Love that! Yes, the feeling of being betrayed is what got me into the bad place, because it was childhood again. But I was trying to make somebody who is INCAPABLE of thinking about anyone other than himself take some responsibility. That was such an alien concept to him he seemed to be about ready to disappear into a puff of green smoke at the mere suggestion. They just don’t have it in them to do anything other than betray because it has to be about what they want, whoever they are with.
My mistake is to keep imagining he was the same as the rest of us. I need these reminders that he was incapable of anything else: for him the ONLY choice is to control. The other path is something he just couldn’t bear. I get the image of the witch in The Wizard of Oz melting when I think about him trying to behave honourably.
i was looking for an appropriate thread to post on this am. i went to kathleen’s series on healing, and the title of this one seemed a good bet. reading it, i got more than i bargained for. it’s a really good, multi-dimensional piece about our interiors. bears printing and reading the garden.
i posted about a difficult place in a friendship yesterday. this am, up early and on facebook, an updated staus from my freind ‘s’ shows up. she’s joined a group ‘i’m not mad at you: i just realize you are no longer worthy of my freindship.’
punch received.
i guess that’s her response to my email invite to talk in person.
i didn’t think about how she would react – didn’t think i had to be protective of myself. didn’t in a million years expect some of what has come my way in the last day….except…
…you know that thing about people telling you who they are? her fave thing, as a manager, was to say,’ there’s no i in team, but there is in bitch.’ i also know how she deals with conflict with her family. so, i really shouldn’t be surprised. but i was/ am.
i guess she had a lot of pent up feelings she wasn’t talking about, for some of what has come my way to come my way.

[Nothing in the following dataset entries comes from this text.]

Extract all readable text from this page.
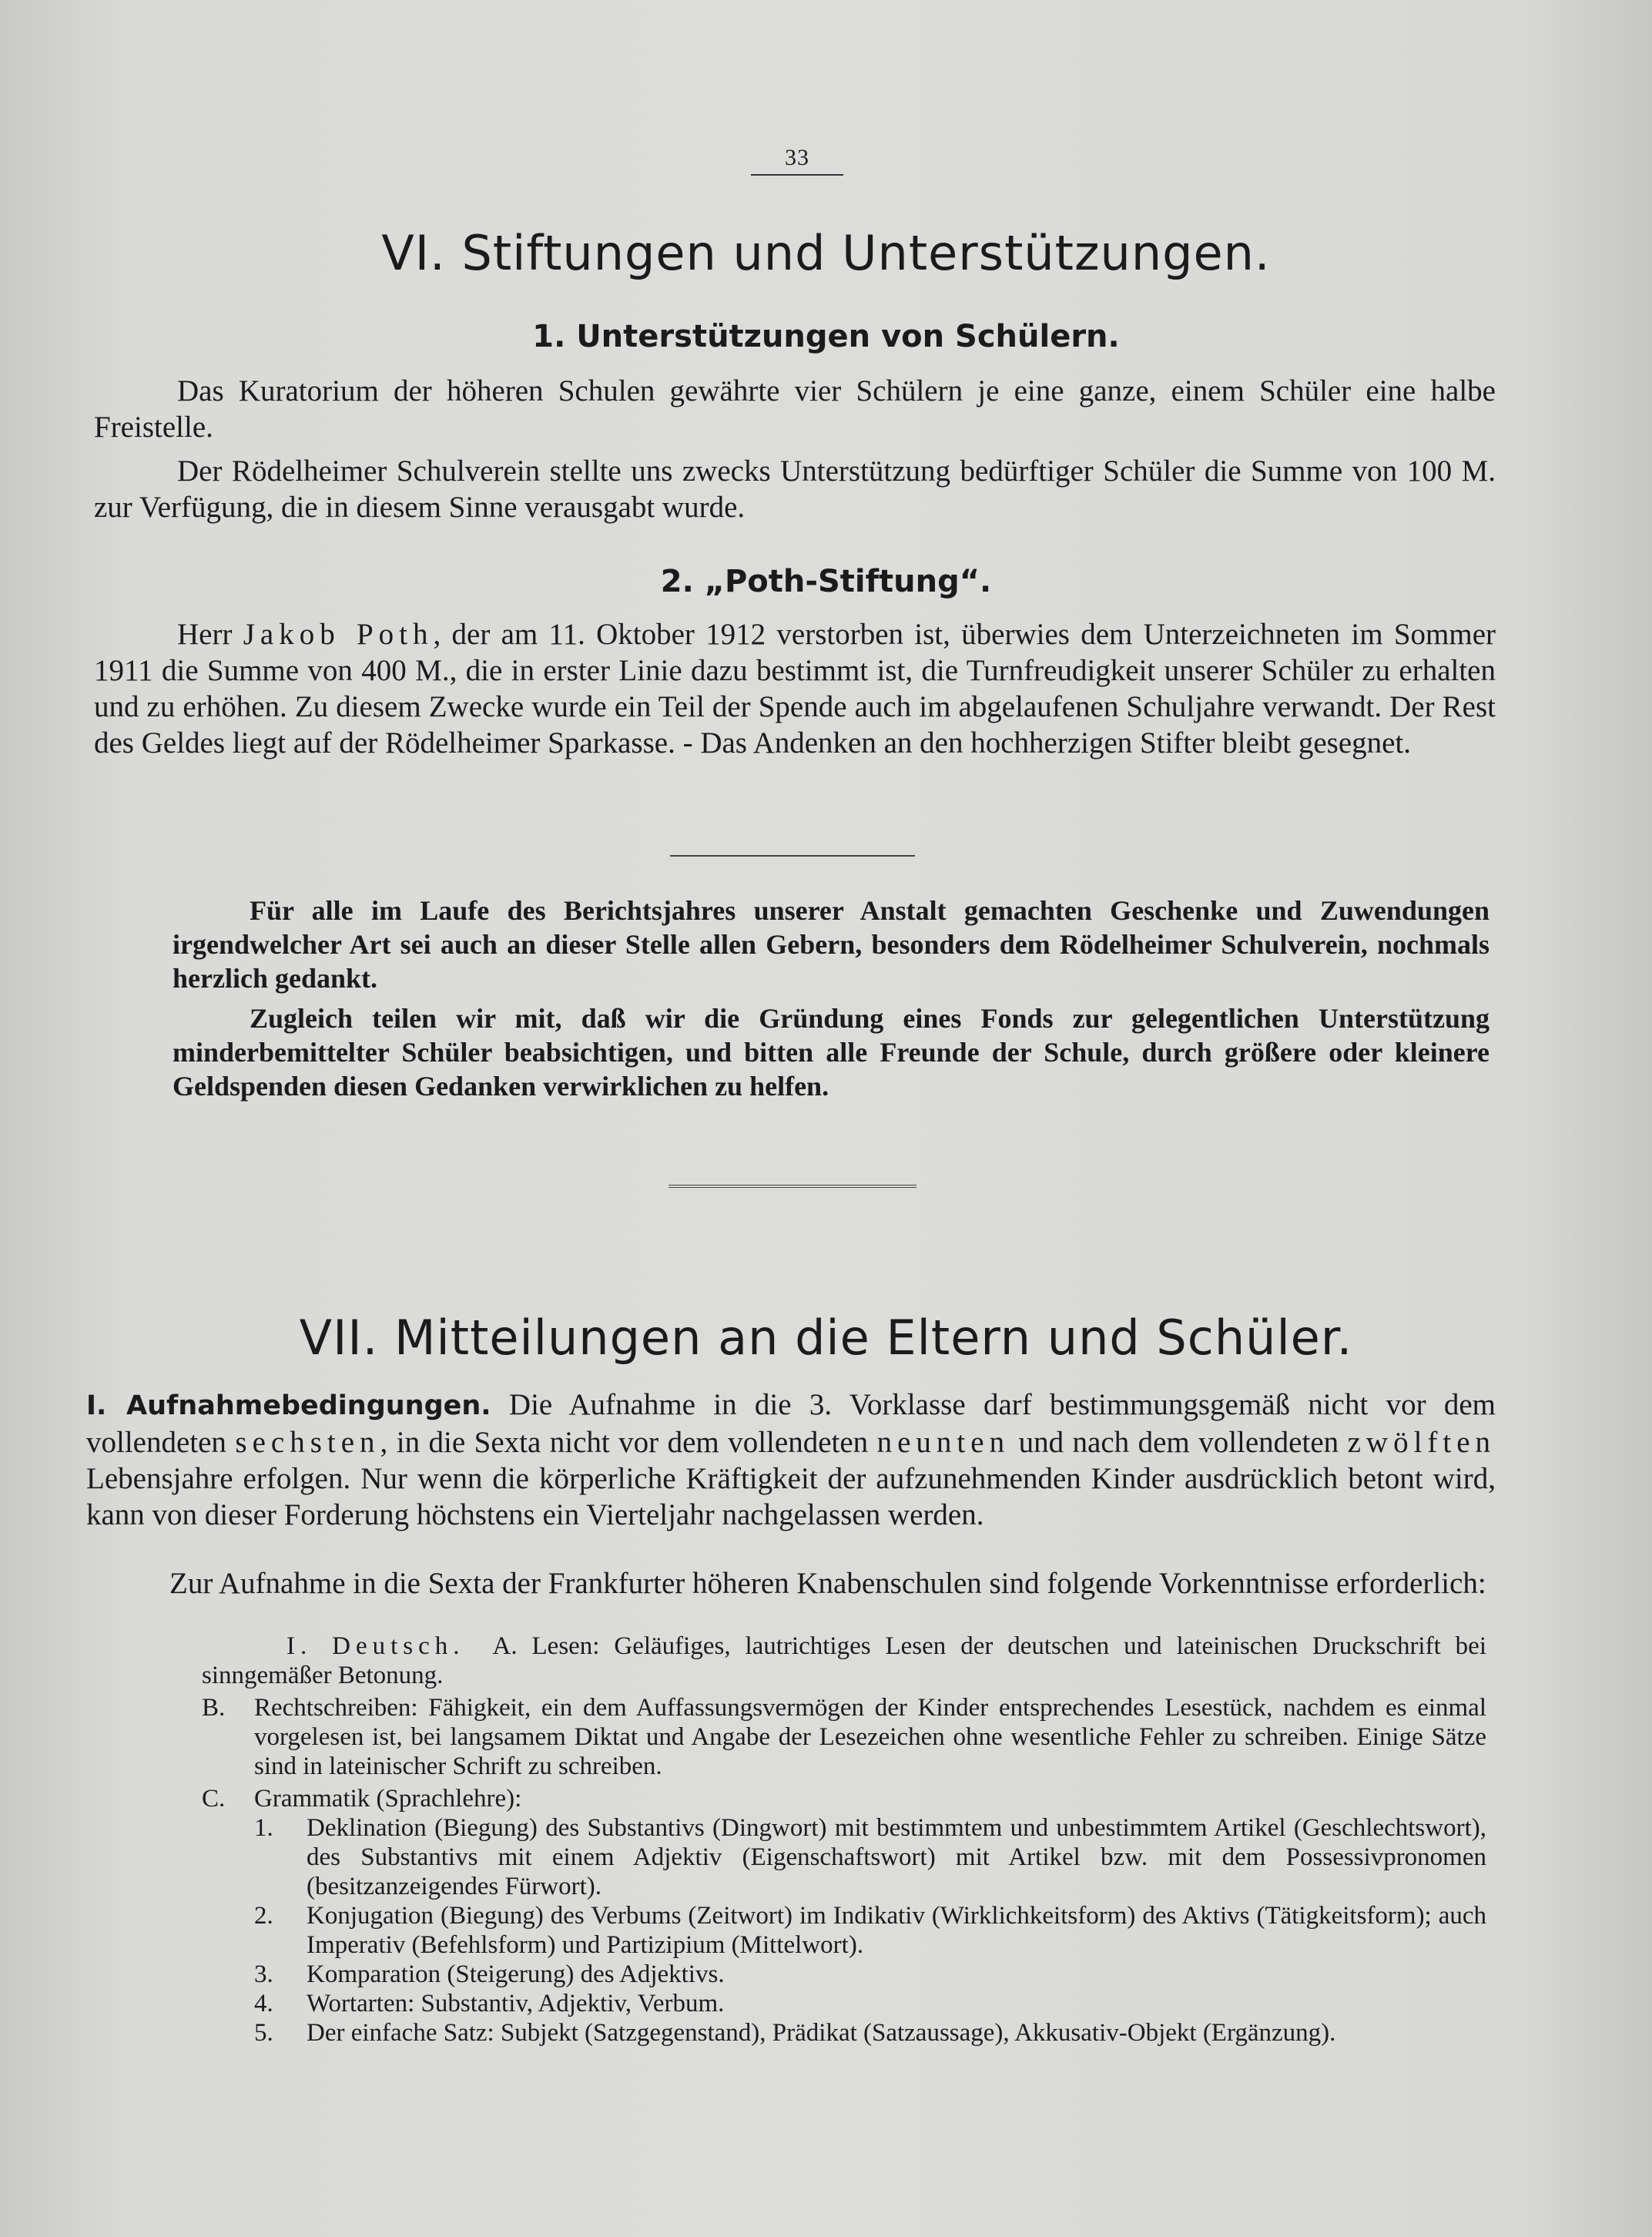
33
VI. Stiftungen und Unterstützungen.
1. Unterstützungen von Schülern.

Das Kuratorium der höheren Schulen gewährte vier Schülern je eine ganze, einem Schüler eine halbe Freistelle.

Der Rödelheimer Schulverein stellte uns zwecks Unterstützung bedürftiger Schüler die Summe von 100 M. zur Verfügung, die in diesem Sinne verausgabt wurde.

2. „Poth-Stiftung“.

Herr Jakob Poth, der am 11. Oktober 1912 verstorben ist, überwies dem Unterzeichneten im Sommer 1911 die Summe von 400 M., die in erster Linie dazu bestimmt ist, die Turnfreudigkeit unserer Schüler zu erhalten und zu erhöhen. Zu diesem Zwecke wurde ein Teil der Spende auch im abgelaufenen Schuljahre verwandt. Der Rest des Geldes liegt auf der Rödelheimer Sparkasse. - Das Andenken an den hochherzigen Stifter bleibt gesegnet.

Für alle im Laufe des Berichtsjahres unserer Anstalt gemachten Geschenke und Zuwendungen irgendwelcher Art sei auch an dieser Stelle allen Gebern, besonders dem Rödelheimer Schulverein, nochmals herzlich gedankt.

Zugleich teilen wir mit, daß wir die Gründung eines Fonds zur gelegentlichen Unterstützung minderbemittelter Schüler beabsichtigen, und bitten alle Freunde der Schule, durch größere oder kleinere Geldspenden diesen Gedanken verwirklichen zu helfen.

VII. Mitteilungen an die Eltern und Schüler.

I. Aufnahmebedingungen. Die Aufnahme in die 3. Vorklasse darf bestimmungsgemäß nicht vor dem vollendeten sechsten, in die Sexta nicht vor dem vollendeten neunten und nach dem vollendeten zwölften Lebensjahre erfolgen. Nur wenn die körperliche Kräftigkeit der aufzunehmenden Kinder ausdrücklich betont wird, kann von dieser Forderung höchstens ein Vierteljahr nachgelassen werden.

Zur Aufnahme in die Sexta der Frankfurter höheren Knabenschulen sind folgende Vorkenntnisse erforderlich:

I. Deutsch. A. Lesen: Geläufiges, lautrichtiges Lesen der deutschen und lateinischen Druckschrift bei sinngemäßer Betonung.

B.	Rechtschreiben: Fähigkeit, ein dem Auffassungsvermögen der Kinder entsprechendes Lesestück, nachdem es einmal vorgelesen ist, bei langsamem Diktat und Angabe der Lesezeichen ohne wesentliche Fehler zu schreiben. Einige Sätze sind in lateinischer Schrift zu schreiben.
C.	Grammatik (Sprachlehre):
1.	Deklination (Biegung) des Substantivs (Dingwort) mit bestimmtem und unbestimmtem Artikel (Geschlechtswort), des Substantivs mit einem Adjektiv (Eigenschaftswort) mit Artikel bzw. mit dem Possessivpronomen (besitzanzeigendes Fürwort).
2.	Konjugation (Biegung) des Verbums (Zeitwort) im Indikativ (Wirklichkeitsform) des Aktivs (Tätigkeitsform); auch Imperativ (Befehlsform) und Partizipium (Mittelwort).
3.	Komparation (Steigerung) des Adjektivs.
4.	Wortarten: Substantiv, Adjektiv, Verbum.
5.	Der einfache Satz: Subjekt (Satzgegenstand), Prädikat (Satzaussage), Akkusativ-Objekt (Ergänzung).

so, i did what i have learned to do here. i posted a really nice pic, said what a beautiful day it is, and commented on other’s statuses. and ignored her status.
our closest friend came online and posted some things about his cats and i replied and we had a little chat about the garden. neither of us mentioned ‘s’s status. that’s good. no need to triangulate. this is going to be a bit like a divorce. we have a small and connecting group of friends. it’s going to be awkward. it just firms up my resolve to meet others and widen my 3d circle.
i am still a bit in shock. ‘s’ used to act shocked at the things the n ex did. now she has done somethings very similar – out of hurt or anger or whatever. but i am not going to engage further with this fire. she can flame and burn on her own.
for now, that is all i can do, all i want to do.